U.S. Outlines Security Strategy for Online Identity

In a new document, the White House has outlined its plan for strengthening authentication and identity verification on the Web.

The White House has published a draft of a strategy designed to make the concept of trusted identities and authentication more of a reality in the digital world.

In a 39-page document (PDF) entitled the "National Strategy for Trusted Identities in Cyberspace" (NSTIC), the White House promotes what it calls the Identity Ecosystem, an interoperable environment where individuals, organizations and devices can "trust each other because authoritative sources establish and authenticate their digital identities."

The ecosystem will consist of three main layers - a governance layer that establishes the rules of the environment; a management layer that applies and enforces the rules of the ecosystem; and the execution layer that conducts transactions in accordance with the rules.

"The Federal government, in collaboration with individuals, businesses, non-profits, advocacy groups, associations, and other governments, must lead the way to improve how identities are trusted and used in cyberspace," the document reads. "Ongoing collaboration between private and public sectors has already resulted in significant gains towards establishing Identity Ecosystem components.

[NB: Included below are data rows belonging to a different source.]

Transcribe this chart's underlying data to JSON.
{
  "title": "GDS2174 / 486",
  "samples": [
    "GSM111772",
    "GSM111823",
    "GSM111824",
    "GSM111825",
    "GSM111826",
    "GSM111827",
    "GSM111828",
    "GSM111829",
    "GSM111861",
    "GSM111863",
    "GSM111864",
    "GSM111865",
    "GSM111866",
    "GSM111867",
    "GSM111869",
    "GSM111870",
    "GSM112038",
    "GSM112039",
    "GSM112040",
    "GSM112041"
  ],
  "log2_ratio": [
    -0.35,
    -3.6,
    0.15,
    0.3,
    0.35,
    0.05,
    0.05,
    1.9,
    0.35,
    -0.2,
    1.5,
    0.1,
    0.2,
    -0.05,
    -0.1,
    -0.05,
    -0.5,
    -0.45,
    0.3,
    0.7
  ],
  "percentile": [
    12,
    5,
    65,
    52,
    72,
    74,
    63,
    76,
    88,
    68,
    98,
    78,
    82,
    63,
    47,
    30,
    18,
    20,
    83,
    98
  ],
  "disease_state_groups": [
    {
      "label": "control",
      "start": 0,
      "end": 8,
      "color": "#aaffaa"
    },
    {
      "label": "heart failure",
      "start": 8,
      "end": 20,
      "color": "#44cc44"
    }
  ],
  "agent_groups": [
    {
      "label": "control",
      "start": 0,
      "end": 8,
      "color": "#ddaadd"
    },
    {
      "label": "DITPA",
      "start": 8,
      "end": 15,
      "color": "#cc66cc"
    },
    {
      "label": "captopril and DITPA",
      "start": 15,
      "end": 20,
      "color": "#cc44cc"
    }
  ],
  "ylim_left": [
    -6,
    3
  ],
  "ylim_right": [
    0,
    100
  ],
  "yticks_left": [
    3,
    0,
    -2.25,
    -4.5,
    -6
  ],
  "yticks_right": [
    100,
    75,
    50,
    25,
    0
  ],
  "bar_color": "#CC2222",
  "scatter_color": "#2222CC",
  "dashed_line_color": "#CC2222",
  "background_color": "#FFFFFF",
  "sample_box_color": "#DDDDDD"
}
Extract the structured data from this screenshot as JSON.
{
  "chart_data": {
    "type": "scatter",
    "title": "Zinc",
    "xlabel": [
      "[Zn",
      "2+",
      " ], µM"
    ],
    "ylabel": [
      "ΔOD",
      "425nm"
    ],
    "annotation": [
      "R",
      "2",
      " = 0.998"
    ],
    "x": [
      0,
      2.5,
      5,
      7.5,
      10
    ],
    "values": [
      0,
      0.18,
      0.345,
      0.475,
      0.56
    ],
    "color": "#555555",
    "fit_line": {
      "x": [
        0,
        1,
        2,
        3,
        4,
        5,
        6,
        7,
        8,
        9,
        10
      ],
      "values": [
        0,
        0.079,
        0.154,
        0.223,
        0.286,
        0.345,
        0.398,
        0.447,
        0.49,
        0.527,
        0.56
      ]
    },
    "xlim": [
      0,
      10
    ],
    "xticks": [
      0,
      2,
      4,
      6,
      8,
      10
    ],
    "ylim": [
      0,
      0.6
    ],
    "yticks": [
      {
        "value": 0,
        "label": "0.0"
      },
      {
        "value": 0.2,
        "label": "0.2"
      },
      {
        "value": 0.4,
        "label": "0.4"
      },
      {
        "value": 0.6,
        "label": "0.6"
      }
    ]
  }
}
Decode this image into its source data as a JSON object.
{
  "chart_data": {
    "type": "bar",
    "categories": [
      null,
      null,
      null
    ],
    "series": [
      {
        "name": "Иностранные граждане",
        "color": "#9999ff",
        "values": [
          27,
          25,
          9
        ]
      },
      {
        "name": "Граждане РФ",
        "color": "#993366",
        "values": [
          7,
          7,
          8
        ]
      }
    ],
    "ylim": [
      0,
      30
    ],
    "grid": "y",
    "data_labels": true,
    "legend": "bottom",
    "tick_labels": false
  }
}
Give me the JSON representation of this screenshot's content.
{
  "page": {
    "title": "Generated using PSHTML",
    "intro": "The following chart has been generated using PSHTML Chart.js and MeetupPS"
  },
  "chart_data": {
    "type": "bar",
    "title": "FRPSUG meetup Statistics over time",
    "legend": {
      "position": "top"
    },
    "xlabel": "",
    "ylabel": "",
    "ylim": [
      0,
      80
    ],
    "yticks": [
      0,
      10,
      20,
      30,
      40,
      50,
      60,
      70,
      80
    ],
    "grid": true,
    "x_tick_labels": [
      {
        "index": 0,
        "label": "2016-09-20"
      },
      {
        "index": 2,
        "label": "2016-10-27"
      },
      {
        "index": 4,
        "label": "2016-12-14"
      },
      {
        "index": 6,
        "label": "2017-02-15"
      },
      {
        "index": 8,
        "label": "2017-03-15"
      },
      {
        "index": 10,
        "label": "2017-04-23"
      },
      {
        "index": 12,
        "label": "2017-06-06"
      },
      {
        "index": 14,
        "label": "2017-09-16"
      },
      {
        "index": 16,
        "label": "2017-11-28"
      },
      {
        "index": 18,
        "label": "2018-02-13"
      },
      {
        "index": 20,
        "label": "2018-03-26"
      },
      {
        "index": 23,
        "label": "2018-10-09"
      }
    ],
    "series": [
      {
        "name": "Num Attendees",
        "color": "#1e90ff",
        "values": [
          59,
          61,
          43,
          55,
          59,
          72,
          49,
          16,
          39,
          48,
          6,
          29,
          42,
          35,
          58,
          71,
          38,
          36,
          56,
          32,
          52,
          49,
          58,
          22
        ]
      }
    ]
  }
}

However, much more remains to be done."

According to national Cyber Security Coordinator Howard Schmidt, the document was created in response to President Obama's Cyberspace Policy Review issued last May. Individuals should no longer have to remember an "ever-expanding and potentially insecure list of usernames and passwords to log in into various online services," he blogged.

"Through the strategy we seek to enable a future where individuals can voluntarily choose to obtain a secure, interoperable and privacy-enhancing credential (e.g., a smart identity card, a digital certificate on their cell phone, etc.) from a variety of service providers - both public and private - to authenticate themselves online for different types of transactions (e.g., online banking, accessing electronic health records, sending email, etc.)," Schmidt wrote.

The U.S. Department of Homeland Security will be collecting comments from the public on the document until July 19. The NSTIC is expected to be finalized in the fall, Schmidt blogged.